Establishment and validation of a multivariate logistic model for risk factors of thyroid nodules using lasso regression screening

Front Endocrinol (Lausanne). 2024 Apr 2:15:1346284. doi: 10.3389/fendo.2024.1346284. eCollection 2024.

Abstract

Objective: This study aims to analyze the association between the occurrence of thyroid nodules and various factors and to establish a risk factor model for thyroid nodules.

Methods: The study population was divided into two groups: a group with thyroid nodules and a group without thyroid nodules. Regression with the least absolute shrinkage and selection operator (Lasso) was applied to the complete dataset for variable selection. Binary logistic regression was used to analyze the relationship between various influencing factors and the prevalence of thyroid nodules.

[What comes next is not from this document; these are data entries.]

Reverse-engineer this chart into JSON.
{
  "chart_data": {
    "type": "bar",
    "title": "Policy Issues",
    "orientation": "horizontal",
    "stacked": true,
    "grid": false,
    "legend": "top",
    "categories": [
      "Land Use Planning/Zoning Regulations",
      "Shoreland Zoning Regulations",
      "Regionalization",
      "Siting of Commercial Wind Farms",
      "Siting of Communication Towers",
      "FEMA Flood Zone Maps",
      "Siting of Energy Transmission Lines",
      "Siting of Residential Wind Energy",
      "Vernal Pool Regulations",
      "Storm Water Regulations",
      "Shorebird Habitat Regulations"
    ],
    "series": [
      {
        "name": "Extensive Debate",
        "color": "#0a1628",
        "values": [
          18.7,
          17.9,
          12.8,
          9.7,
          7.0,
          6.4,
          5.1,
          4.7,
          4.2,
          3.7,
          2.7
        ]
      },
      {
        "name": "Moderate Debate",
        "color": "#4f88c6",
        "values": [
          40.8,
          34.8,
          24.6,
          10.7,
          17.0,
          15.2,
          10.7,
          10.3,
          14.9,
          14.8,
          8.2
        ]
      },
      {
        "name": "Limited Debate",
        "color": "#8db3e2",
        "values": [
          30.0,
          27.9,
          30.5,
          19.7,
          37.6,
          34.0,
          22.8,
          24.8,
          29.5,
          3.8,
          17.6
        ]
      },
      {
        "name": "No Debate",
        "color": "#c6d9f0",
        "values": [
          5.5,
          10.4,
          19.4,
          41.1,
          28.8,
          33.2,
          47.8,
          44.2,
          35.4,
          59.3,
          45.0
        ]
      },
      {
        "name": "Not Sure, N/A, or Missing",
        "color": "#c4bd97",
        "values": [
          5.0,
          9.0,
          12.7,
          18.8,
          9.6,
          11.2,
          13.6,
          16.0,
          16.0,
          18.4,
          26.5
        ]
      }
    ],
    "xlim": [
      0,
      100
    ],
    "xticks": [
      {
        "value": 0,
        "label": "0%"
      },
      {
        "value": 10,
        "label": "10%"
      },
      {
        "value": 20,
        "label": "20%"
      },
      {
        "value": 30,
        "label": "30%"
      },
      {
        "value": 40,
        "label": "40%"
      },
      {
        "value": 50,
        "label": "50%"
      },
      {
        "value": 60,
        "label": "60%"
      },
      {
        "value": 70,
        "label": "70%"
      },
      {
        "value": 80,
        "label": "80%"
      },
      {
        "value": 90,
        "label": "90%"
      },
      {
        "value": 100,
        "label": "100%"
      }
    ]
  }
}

Results: Based on the screening results of Lasso regression and the subsequent establishment of the Binary Logistic Regression Model on the training dataset, it was found that advanced age (OR=1.046, 95% CI: 1.033-1.060), females (OR = 1.709, 95% CI: 1.342-2.181), overweight individuals (OR = 1.546, 95% CI: 1.165-2.058), individuals with impaired fasting glucose (OR = 1.590, 95% CI: 1.193-2.122), and those with dyslipidemia (OR = 1.588, 95% CI: 1.197-2.112) were potential risk factors for thyroid nodule disease (p<0.05). The area under the curve (AUC) of the receiver operating characteristic (ROC) curve for the Binary Logistic Regression Model is 0.68 (95% CI: 0.64-0.72).

Conclusions: advanced age, females, overweight individuals, those with impaired fasting glucose, and individuals with dyslipidemia are potential risk factors for thyroid nodule disease.

Keywords: lasso regression; logistic regression; metabolic syndrome; risk factor; thyroid nodule.

MeSH terms

  • Dyslipidemias*
  • Female
  • Glucose
  • Humans
  • Logistic Models
  • Overweight / complications
  • Risk Factors
  • Thyroid Nodule* / diagnosis
  • Thyroid Nodule* / epidemiology

Substances

  • Glucose

Grants and funding

The author(s) declare financial support was received for the research, authorship, and/or publication of this article. This study was supported by grants from the National Key Research and Development Program of China (2023YFC2508301).